Embrace the Impermanence of Tech

This article was first published by dmcityview.com

If you figured it out by now, nothing in tech ever lasts. Fading into obscurity almost as fast as and season fashion trend, technology producers and consumers jump from innovation to innovation, from platform to platform, and hardware to hardware without even a glimpse to the past. Whether it's iPods, flip phones, VHS, or even desk tops, technology not only advances but doesn't even hold a public funeral for the gadgets that once ruled our lives. The next former king of the technology empire to sail quietly into the night is CDs, or compact discs.

While today CDs are mainly found in libraries and truck-stop bargain bins, the high fidelity compact disc was once a revelation. First unveiled in the early 80s, by the mid 1990s CDs had completely eclipsed all consumer audio technology. Vinyl LPs were holding on for dear life, audio cassettes were virtually erased from existence, and reports of new release compact disc sales jumping into the millions had become common place. By 1993, CDs were the unquestioned champion of the market, but as ever dramatic film has taught us, the germ of its  demise had already been released onto the world.

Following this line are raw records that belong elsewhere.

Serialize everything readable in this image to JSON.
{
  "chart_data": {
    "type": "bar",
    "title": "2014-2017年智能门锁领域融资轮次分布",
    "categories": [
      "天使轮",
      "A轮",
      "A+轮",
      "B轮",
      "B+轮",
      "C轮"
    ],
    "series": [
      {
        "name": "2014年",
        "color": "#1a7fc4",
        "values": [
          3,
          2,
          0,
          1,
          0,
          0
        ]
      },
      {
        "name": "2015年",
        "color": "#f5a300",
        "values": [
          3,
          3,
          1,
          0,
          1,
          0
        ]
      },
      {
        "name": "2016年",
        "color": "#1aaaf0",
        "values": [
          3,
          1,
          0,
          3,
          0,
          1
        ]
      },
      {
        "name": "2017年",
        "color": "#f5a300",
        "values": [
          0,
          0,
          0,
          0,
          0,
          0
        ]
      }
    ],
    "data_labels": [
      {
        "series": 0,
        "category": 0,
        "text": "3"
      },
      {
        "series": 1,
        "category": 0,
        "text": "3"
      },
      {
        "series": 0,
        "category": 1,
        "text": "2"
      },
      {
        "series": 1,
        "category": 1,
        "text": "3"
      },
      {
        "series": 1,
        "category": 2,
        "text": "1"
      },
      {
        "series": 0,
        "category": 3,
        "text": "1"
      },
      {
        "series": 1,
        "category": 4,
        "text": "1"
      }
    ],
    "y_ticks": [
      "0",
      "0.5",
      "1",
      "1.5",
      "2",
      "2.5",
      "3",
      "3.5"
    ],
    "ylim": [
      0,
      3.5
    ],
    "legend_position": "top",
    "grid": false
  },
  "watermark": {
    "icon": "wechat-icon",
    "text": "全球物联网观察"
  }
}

Every American music fan alive knows the MP3 pushed audio into the new millennium, but unlike CDs this usurper was more about convenience than quality. CD sales started to dip and interestingly vinyl started to rise from the ashes. Today, 25 years after the MP3 was first unveiled and compact discs looked unbeatable, the end is nigh. Best Buy, the go-to destination for CDS in the 90s, has announced it will no longer sell the physical media in its stores. Similarly Target is attempting to turn its CD sales into a consignment style arraignment, wherein the mega-retailer would only pay for its CD inventory when the merchandise is actually purchased and out the door. While digital sales and streaming might be popular, the revenue generated from therein is paltry compared to the great bounty compact discs hauled.

On the surface this story would seem like a warning to watch your dollars when building a personal library of music, but the fall of the CD is a bellwether for so much more. The future of technology is leaving physical goods behind. Vinyl may be chic but if the industry attempted to subsist on the revenue LPs generated -14 million records sold in 2017- it would cease to exist within two fiscal quarters. No the public's interest in discs, cassettes, and physical media in general has been falling for some time. DVDs and Blurays secretly peaked over ten years ago, with 2007 U.S. sales and rentals topping $23 billion whereas a decade later that same market was unable to reach $10 billion. This is a marketplace with new Star Wars films every year and a the juggernaut of Marvel superhero films pumping out mega-hits every four months. Still consumers have become disinterested in owning any form of entertainment packaged goods.

The real money and interest is in streaming. In 2016 online streaming movie and TV revenue passed physical media for the first time and the trend has only continued. Netflix, HBO, Hulu, Vudu, and other popular video streaming services have made up the lost DVD-Bluray sales with more than $10 billion in subscriber revenue. The audience shift is completely transparent when you consider Netflix streaming was unveiled in 2007, the very year DVD and Bluray peaked.

The real question is what future media delivery means that will supplant streaming. For if CDs and DVDs fate were sealed once they reached the top, history tells us some new media innovation is out there right now to up end the market ten years from now.